Delighted though I am with his fourth show, called Double Take and Fade Away, it does also serve to highlight his lack of wider breakthrough. He’s started talking about his “two Perriers” as if they’ve lost their sparkle, windows that have shut. He walks around his house, waiting for the phone to ring, he’s literally all dressed up with nowhere to go. Worst of all, his dream TV slot is being taken up by Dad’s bloody Army. This leads to one of the many moments of instinctive comic inspiration in the show: his despair that an actual Victorian (the actor playing private Godfrey was born in 1896) is still getting a primetime billing in 2019. It’s funny despair, real and visceral. And correct.
But this isn’t “woe is me” comedy, in the mould of Johnny Vegas or Nick Helm, Kearns isn’t the mopey type. Instead, Double Take and Fade Away is a typically pensive and philosophical show from Kearns, and it appears to be about his place in the world – the universe even. He positions himself and the house he lives in in relation to the stratosphere and the very earth beneath his feet. In an extended routine about the significance of wearing a tuxedo as a marker of success, Kearns imagines conversations with not just his younger self, but his older self too, checking in with how life is going. He slips in a reference to him and his girlfriend losing a pregnancy, and laments that the word “wren” has been removed from the dictionary, yet he sees them around all the time. Life and death are everywhere in this show, and in the midst of it is him, trying to make sense of it all. It’s like Kearns has made a comedy show out of an out-of-body experience.

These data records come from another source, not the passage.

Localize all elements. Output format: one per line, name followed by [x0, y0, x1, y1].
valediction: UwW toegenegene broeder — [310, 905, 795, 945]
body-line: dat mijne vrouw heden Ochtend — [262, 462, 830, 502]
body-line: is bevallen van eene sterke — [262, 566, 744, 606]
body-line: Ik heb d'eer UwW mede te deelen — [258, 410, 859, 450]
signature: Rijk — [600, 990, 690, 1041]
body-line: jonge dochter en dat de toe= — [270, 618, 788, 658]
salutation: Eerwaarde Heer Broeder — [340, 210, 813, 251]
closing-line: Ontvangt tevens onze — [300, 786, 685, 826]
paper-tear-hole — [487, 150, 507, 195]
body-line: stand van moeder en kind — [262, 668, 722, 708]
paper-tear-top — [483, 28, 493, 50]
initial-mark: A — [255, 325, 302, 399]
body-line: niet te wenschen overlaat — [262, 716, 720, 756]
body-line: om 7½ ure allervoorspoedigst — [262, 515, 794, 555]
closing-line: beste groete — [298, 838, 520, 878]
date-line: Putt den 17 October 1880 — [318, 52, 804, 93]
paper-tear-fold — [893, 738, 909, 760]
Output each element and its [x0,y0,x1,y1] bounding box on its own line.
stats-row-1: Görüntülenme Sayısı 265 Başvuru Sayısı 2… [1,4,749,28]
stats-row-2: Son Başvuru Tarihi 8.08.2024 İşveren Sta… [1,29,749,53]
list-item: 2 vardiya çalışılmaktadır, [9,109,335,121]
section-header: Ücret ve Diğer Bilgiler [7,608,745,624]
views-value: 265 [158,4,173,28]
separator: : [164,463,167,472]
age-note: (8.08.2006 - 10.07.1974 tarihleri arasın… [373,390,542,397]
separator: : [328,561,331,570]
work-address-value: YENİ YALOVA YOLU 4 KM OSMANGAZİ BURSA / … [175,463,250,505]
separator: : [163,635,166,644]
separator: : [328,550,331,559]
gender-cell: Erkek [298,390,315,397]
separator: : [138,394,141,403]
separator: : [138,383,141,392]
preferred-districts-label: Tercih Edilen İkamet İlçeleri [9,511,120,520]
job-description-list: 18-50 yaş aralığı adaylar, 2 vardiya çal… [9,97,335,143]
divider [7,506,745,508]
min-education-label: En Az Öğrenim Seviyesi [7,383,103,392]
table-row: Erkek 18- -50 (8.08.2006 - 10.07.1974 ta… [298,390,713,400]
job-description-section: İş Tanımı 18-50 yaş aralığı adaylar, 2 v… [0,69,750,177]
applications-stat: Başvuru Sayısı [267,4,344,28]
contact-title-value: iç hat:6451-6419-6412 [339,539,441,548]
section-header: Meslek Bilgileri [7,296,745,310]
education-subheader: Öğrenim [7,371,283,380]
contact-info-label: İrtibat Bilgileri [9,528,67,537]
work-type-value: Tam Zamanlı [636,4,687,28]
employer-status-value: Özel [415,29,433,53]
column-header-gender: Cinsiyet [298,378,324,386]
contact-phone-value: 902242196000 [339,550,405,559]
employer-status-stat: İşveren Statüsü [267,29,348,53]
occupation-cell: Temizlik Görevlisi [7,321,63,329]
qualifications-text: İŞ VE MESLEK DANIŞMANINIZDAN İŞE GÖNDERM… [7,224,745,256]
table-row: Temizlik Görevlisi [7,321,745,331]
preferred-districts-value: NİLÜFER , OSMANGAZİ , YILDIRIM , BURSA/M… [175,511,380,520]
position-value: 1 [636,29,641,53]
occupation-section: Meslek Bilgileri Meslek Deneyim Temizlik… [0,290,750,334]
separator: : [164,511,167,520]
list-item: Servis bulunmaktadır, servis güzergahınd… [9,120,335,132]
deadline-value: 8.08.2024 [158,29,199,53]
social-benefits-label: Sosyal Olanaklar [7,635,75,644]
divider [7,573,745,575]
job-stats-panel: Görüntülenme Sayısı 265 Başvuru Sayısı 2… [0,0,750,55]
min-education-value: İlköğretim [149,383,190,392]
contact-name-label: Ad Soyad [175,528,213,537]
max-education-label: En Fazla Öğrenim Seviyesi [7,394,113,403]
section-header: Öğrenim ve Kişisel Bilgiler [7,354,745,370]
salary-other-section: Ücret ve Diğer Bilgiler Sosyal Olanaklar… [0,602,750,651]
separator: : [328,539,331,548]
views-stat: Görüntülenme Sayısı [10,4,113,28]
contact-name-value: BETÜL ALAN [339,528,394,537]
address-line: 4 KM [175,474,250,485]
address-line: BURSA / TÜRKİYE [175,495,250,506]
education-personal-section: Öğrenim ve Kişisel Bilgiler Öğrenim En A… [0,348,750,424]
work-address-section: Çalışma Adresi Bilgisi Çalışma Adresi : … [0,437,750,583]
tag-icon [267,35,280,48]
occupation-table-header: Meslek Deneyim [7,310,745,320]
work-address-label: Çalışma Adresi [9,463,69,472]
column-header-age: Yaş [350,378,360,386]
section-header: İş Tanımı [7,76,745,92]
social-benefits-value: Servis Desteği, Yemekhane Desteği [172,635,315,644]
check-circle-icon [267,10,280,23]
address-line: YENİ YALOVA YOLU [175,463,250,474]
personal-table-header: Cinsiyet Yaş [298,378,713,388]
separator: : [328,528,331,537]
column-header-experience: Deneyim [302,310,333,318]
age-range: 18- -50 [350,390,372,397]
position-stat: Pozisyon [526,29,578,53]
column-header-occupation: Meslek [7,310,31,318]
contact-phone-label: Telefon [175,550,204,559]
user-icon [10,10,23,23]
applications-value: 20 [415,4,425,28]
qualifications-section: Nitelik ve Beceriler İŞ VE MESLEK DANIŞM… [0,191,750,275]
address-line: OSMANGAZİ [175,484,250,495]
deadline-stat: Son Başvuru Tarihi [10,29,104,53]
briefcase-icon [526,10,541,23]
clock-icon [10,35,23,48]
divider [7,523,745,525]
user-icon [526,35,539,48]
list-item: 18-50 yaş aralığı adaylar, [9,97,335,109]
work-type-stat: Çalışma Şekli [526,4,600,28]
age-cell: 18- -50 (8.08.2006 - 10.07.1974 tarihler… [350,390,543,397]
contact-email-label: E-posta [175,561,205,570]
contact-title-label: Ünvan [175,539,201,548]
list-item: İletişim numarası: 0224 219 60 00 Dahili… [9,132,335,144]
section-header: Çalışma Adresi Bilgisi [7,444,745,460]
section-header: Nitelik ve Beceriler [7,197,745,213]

The only flaw is a structural one. For all the delights of Kearns’s existential musings, the central thread of him, alone and listless at home, then encountering his neighbour towards the end, isn’t quite right somehow. The show feels like it needs a more solid base to return to which anchors the whole thing – a consistent situation, in a certain place at a certain time, something we can visualise in an instant. It’s sort of there, but not quite.
Aside from this quibble, this is another devastatingly good show from Kearns. His audience work is still some of the best you’ll see. On this occasion he chats to a few people about fridge magnets, and … it’s hilarious, it just comes so easy to him in his restrained manner, like a sort of Test Match Michael Barrymore. The other best moments are the ones that sound uncontrived/unwritten (and a few lines do sound a bit too “written”), like when he tells the story of making a silly joke that gets over-analysed – “let it be funny,” he cries, “just LET IT BE FUNNY”. That might not look like a killer line written down, but Christ alive, it’s completely and utterly wonderful in Kearns’s hands, as if he’s not so much a comedian pleading for leniency, as a human pleading for a simpler way of being.